The problem is that this dynamic, where Republicans are out of step on the issues but do well in elections, is a historic trend. Similar gaps in Republican congressional polls and action have existed for abortion, climate change, gun control and more for years. On most questions, the majority of Americans are in favour of the liberal position.

This means that the problem is much bigger and goes beyond the adverse conditions unique to the 2022 midterms. First, voters have been show caring more about culture wars than substantive legislative issues. As Democrats focus on complex social insurance bills, Republicans sow fear drag watch. As ridiculous and depressing as these tactics are, they work. This is especially true for the average voter, who does not understand the complex legislative process or closely follow the activity on Capitol Hill.

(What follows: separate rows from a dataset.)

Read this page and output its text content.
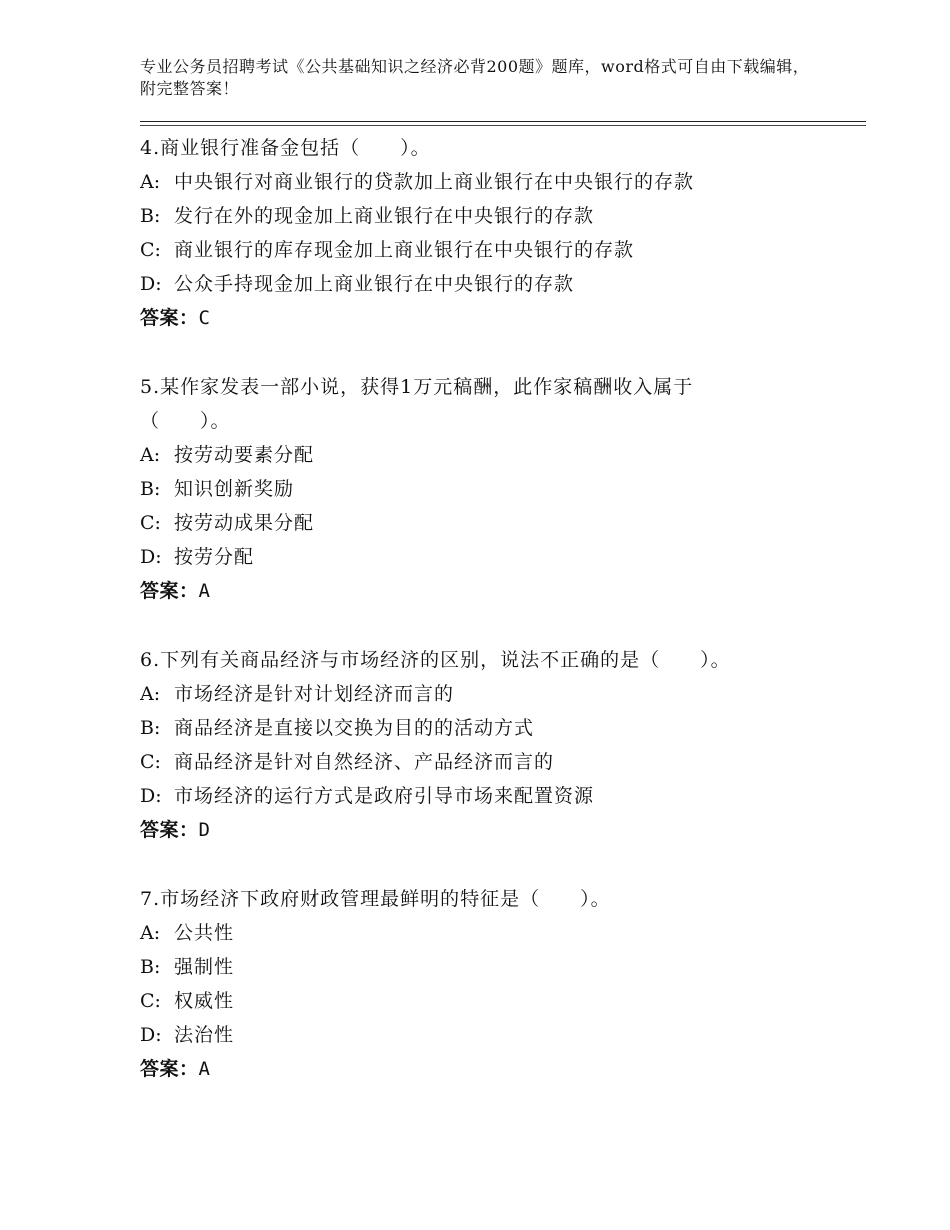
专业公务员招聘考试《公共基础知识之经济必背200题》题库，word格式可自由下载编辑，附完整答案！
4.商业银行准备金包括（　　）。
A: 中央银行对商业银行的贷款加上商业银行在中央银行的存款
B: 发行在外的现金加上商业银行在中央银行的存款
C: 商业银行的库存现金加上商业银行在中央银行的存款
D: 公众手持现金加上商业银行在中央银行的存款
答案：C
5.某作家发表一部小说，获得1万元稿酬，此作家稿酬收入属于（　　）。
A: 按劳动要素分配
B: 知识创新奖励
C: 按劳动成果分配
D: 按劳分配
答案：A
6.下列有关商品经济与市场经济的区别，说法不正确的是（　　）。
A: 市场经济是针对计划经济而言的
B: 商品经济是直接以交换为目的的活动方式
C: 商品经济是针对自然经济、产品经济而言的
D: 市场经济的运行方式是政府引导市场来配置资源
答案：D
7.市场经济下政府财政管理最鲜明的特征是（　　）。
A: 公共性
B: 强制性
C: 权威性
D: 法治性
答案：A
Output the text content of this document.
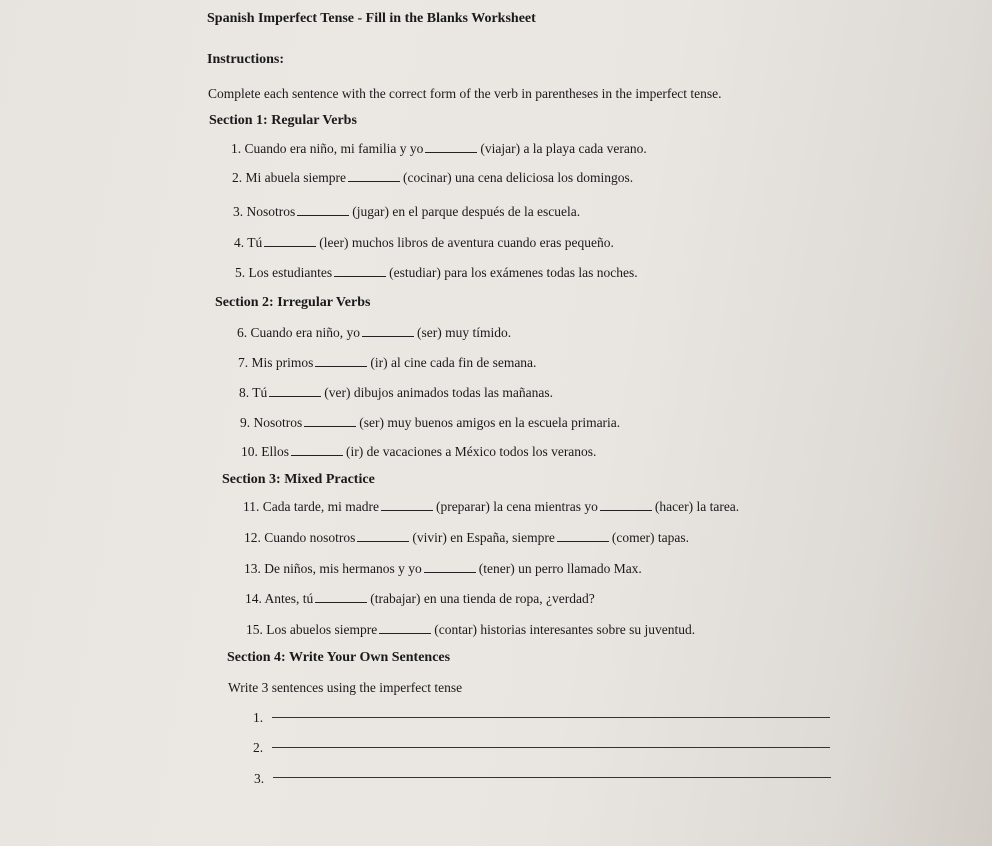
Spanish Imperfect Tense - Fill in the Blanks Worksheet
Instructions:
Complete each sentence with the correct form of the verb in parentheses in the imperfect tense.
Section 1: Regular Verbs
1. Cuando era niño, mi familia y yo	(viajar) a la playa cada verano.
2. Mi abuela siempre	(cocinar) una cena deliciosa los domingos.
3. Nosotros	(jugar) en el parque después de la escuela.
4. Tú	(leer) muchos libros de aventura cuando eras pequeño.
5. Los estudiantes	(estudiar) para los exámenes todas las noches.
Section 2: Irregular Verbs
6. Cuando era niño, yo	(ser) muy tímido.
7. Mis primos	(ir) al cine cada fin de semana.
8. Tú	(ver) dibujos animados todas las mañanas.
9. Nosotros	(ser) muy buenos amigos en la escuela primaria.
10. Ellos	(ir) de vacaciones a México todos los veranos.
Section 3: Mixed Practice
11. Cada tarde, mi madre	(preparar) la cena mientras yo	(hacer) la tarea.
12. Cuando nosotros	(vivir) en España, siempre	(comer) tapas.
13. De niños, mis hermanos y yo	(tener) un perro llamado Max.
14. Antes, tú	(trabajar) en una tienda de ropa, ¿verdad?
15. Los abuelos siempre	(contar) historias interesantes sobre su juventud.
Section 4: Write Your Own Sentences
Write 3 sentences using the imperfect tense
1.
2.
3.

Polls have shown that cultural issues have a disproportionate role by negatively labeling Democrats, and that role continues through Election Day.

Second, the Democrats are simply not seen as the party of working America as they should be, even when compared to the Republicans they are. While the Democrats are the party of unions, the party of the welfare state and the party of fairness and equality, it is now the Democrats who are sadly seen by some Americans as the elitist party. This is largely due to the genius of the Republican messages, but it is also a reality that the Democrats are increasingly influenced by the ultra-progressive, ultra-noisy big-city voter.

When the Republicans do well in November in the face of a complete disconnect with the American voter, issues such as inflation and gas prices, as well as the trend in medium-term cyclical maturities, will be partly at stake. blame. But Democrats would be wise to consider other, more historical factors. Even under favorable political conditions, support for liberal causes and support for liberal politicians do not match. It’s impossible to say objectively who exactly is most to blame, but it should be clear to Democrats that this support gap needs to be addressed.

Devon Hesano is a Opinion Columnist and can be reached at [email protected].